EE628 Time-Series Econometrics
Course Information
Level: Graduate (MA / PhD) | Credits: 3 | Semester: 2/2025
Schedule: Friday 9:00–12:00 | Room: 205
Prerequisite: EE626 (or instructor’s permission)
Software: R / statistical software of choice
Course Description
This course covers topics in time-series econometrics with an emphasis on practical applications using statistical software. Topics span both classical and modern approaches, from univariate stationary models through to data-rich structural VAR and nonlinear extensions.
Topics
| Week | Topic |
|---|---|
| 1–2 | Univariate stationary ARMA models |
| 3–4 | Multivariate stationary time series — Vector Autoregressive (VAR) model |
| 5 | Structural VAR |
| 6–7 | Unit root and cointegration |
| 8–9 | Time series models of heteroskedasticity (ARCH/GARCH) |
| 10 | Multivariate volatility |
| 11 | Nonlinear time series models |
| 12 | Principal components and factor models |
| 13 | Structural VAR analysis in a data-rich environment |
| 14 | Nonlinear structural VAR |
| 15 | Forecasting with big-dependent data |
Course Learning Outcomes
By the end of this course, students will be able to:
- Analyze the assumptions, strengths, and limitations of ARMA and VAR models
- Evaluate stationarity and cointegration properties of economic time series
- Analyze long-run equilibrium relationships using Vector Error Correction Models (VECM)
- Apply heteroskedastic and nonlinear time series models to financial series
- Use principal components and factor models for dimensionality reduction
- Critically assess time series techniques for real-world economic and financial problems
Assessment
| Component | Weight |
|---|---|
| Problem sets | 10% |
| Midterm examination | 35% |
| Final examination | 40% |
| Empirical project | 15% |
The empirical project requires students to apply methods from the course (ARMA, VAR, cointegration, GARCH, structural break) to a dataset of their choice.
Key References
- Hamilton, J.D. (1994). Time Series Analysis. Princeton University Press.
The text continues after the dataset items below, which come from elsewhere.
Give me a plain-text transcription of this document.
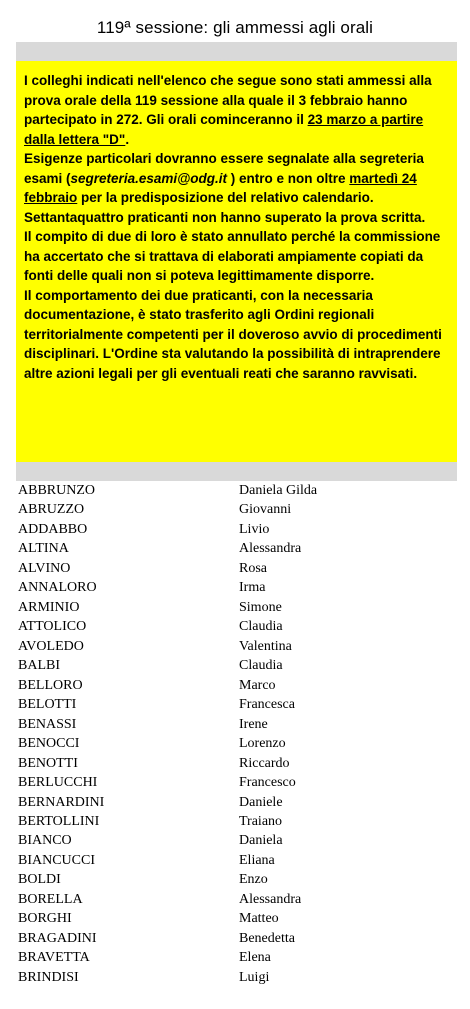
119ª sessione: gli ammessi agli orali

I colleghi indicati nell'elenco che segue sono stati ammessi alla prova orale della 119 sessione alla quale il 3 febbraio hanno partecipato in 272. Gli orali cominceranno il 23 marzo a partire dalla lettera "D".

Esigenze particolari dovranno essere segnalate alla segreteria esami (segreteria.esami@odg.it ) entro e non oltre martedì 24 febbraio per la predisposizione del relativo calendario.

Settantaquattro praticanti non hanno superato la prova scritta.

Il compito di due di loro è stato annullato perché la commissione ha accertato che si trattava di elaborati ampiamente copiati da fonti delle quali non si poteva legittimamente disporre.

Il comportamento dei due praticanti, con la necessaria documentazione, è stato trasferito agli Ordini regionali territorialmente competenti per il doveroso avvio di procedimenti disciplinari. L'Ordine sta valutando la possibilità di intraprendere altre azioni legali per gli eventuali reati che saranno ravvisati.

ABBRUNZO	Daniela Gilda
ABRUZZO	Giovanni
ADDABBO	Livio
ALTINA	Alessandra
ALVINO	Rosa
ANNALORO	Irma
ARMINIO	Simone
ATTOLICO	Claudia
AVOLEDO	Valentina
BALBI	Claudia
BELLORO	Marco
BELOTTI	Francesca
BENASSI	Irene
BENOCCI	Lorenzo
BENOTTI	Riccardo
BERLUCCHI	Francesco
BERNARDINI	Daniele
BERTOLLINI	Traiano
BIANCO	Daniela
BIANCUCCI	Eliana
BOLDI	Enzo
BORELLA	Alessandra
BORGHI	Matteo
BRAGADINI	Benedetta
BRAVETTA	Elena
BRINDISI	Luigi
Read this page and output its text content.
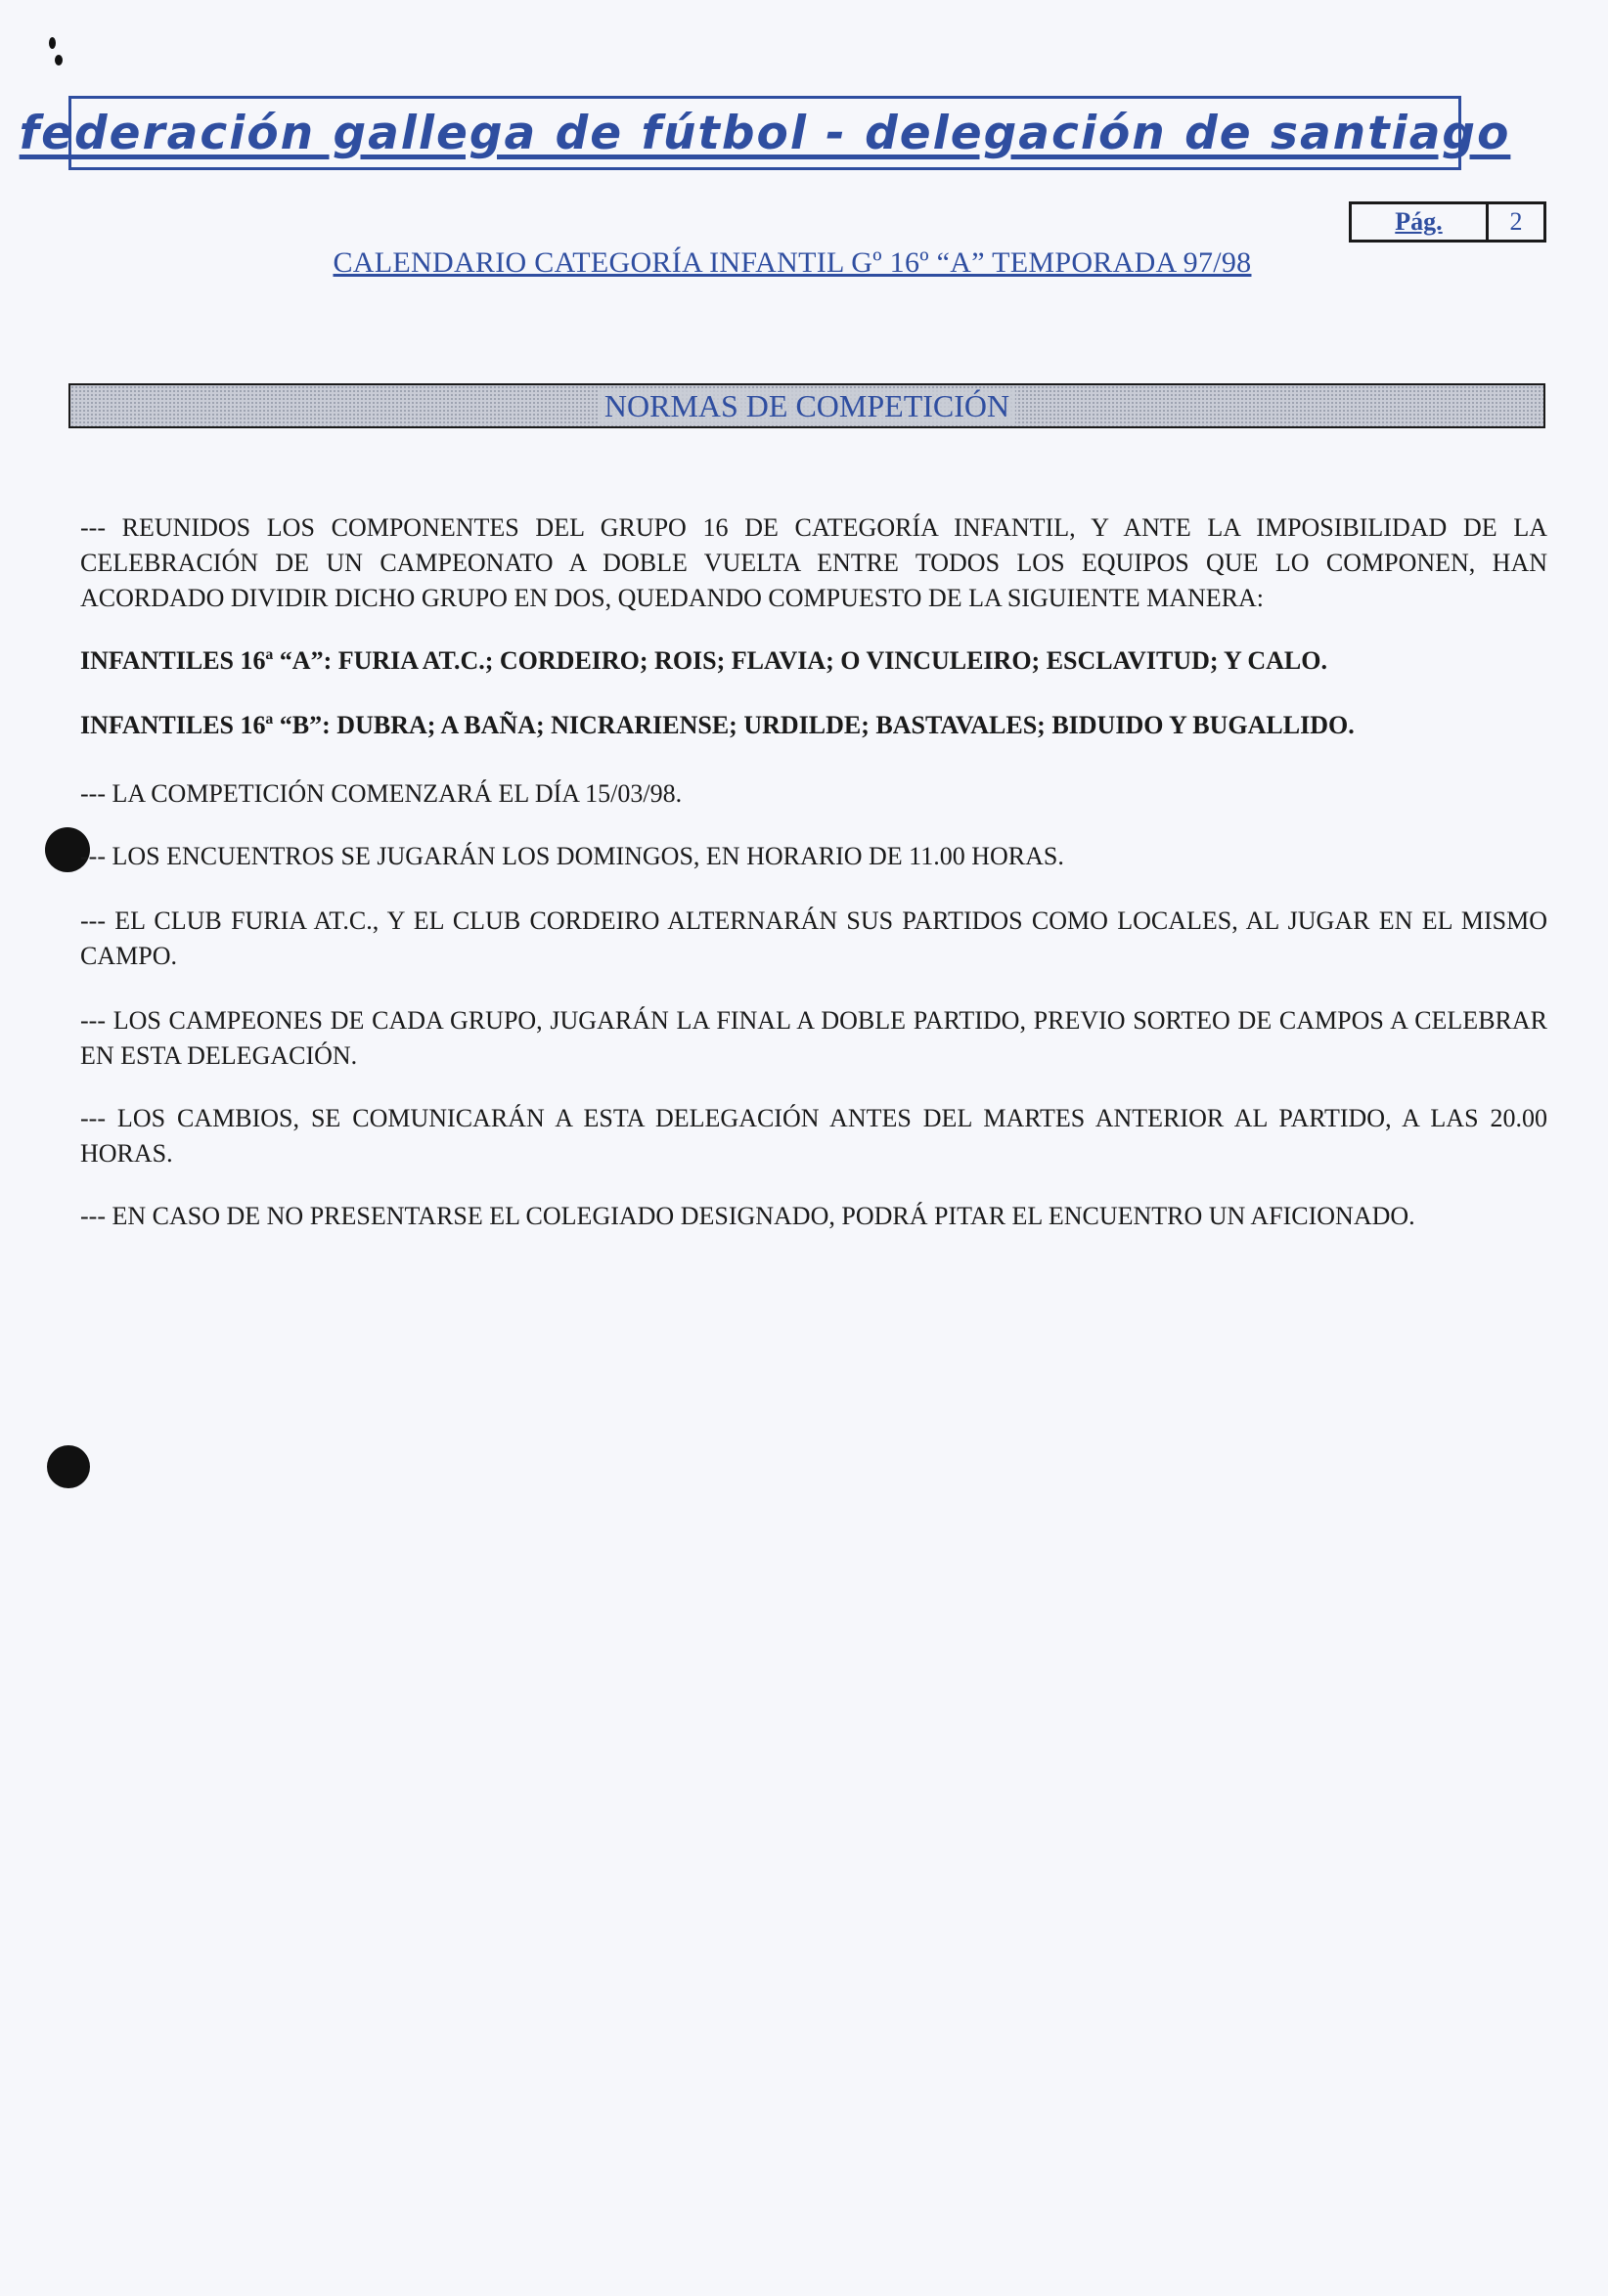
federación gallega de fútbol - delegación de santiago
Pág.	2
CALENDARIO CATEGORÍA INFANTIL Gº 16º “A” TEMPORADA 97/98
NORMAS DE COMPETICIÓN
--- REUNIDOS LOS COMPONENTES DEL GRUPO 16 DE CATEGORÍA INFANTIL, Y ANTE LA IMPOSIBILIDAD DE LA CELEBRACIÓN DE UN CAMPEONATO A DOBLE VUELTA ENTRE TODOS LOS EQUIPOS QUE LO COMPONEN, HAN ACORDADO DIVIDIR DICHO GRUPO EN DOS, QUEDANDO COMPUESTO DE LA SIGUIENTE MANERA:
INFANTILES 16ª “A”: FURIA AT.C.; CORDEIRO; ROIS; FLAVIA; O VINCULEIRO; ESCLAVITUD; Y CALO.
INFANTILES 16ª “B”: DUBRA; A BAÑA; NICRARIENSE; URDILDE; BASTAVALES; BIDUIDO Y BUGALLIDO.
--- LA COMPETICIÓN COMENZARÁ EL DÍA 15/03/98.
--- LOS ENCUENTROS SE JUGARÁN LOS DOMINGOS, EN HORARIO DE 11.00 HORAS.
--- EL CLUB FURIA AT.C., Y EL CLUB CORDEIRO ALTERNARÁN SUS PARTIDOS COMO LOCALES, AL JUGAR EN EL MISMO CAMPO.
--- LOS CAMPEONES DE CADA GRUPO, JUGARÁN LA FINAL A DOBLE PARTIDO, PREVIO SORTEO DE CAMPOS A CELEBRAR EN ESTA DELEGACIÓN.
--- LOS CAMBIOS, SE COMUNICARÁN A ESTA DELEGACIÓN ANTES DEL MARTES ANTERIOR AL PARTIDO, A LAS 20.00 HORAS.
--- EN CASO DE NO PRESENTARSE EL COLEGIADO DESIGNADO, PODRÁ PITAR EL ENCUENTRO UN AFICIONADO.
- Martin, V., Hurn, S., and Harris, D. (2013). Econometric Modelling with Time Series. Cambridge University Press.
- Kilian, L. and Lütkepohl, H. (2017). Structural Vector Autoregressive Analysis. Cambridge University Press.
- Shumway, R.H. and Stoffer, D.S. (2016). Time Series Analysis and Its Applications: With R Examples. Springer.
- Kongcharoen, Chaleampong. Time-Series Econometrics. Lecture Notes.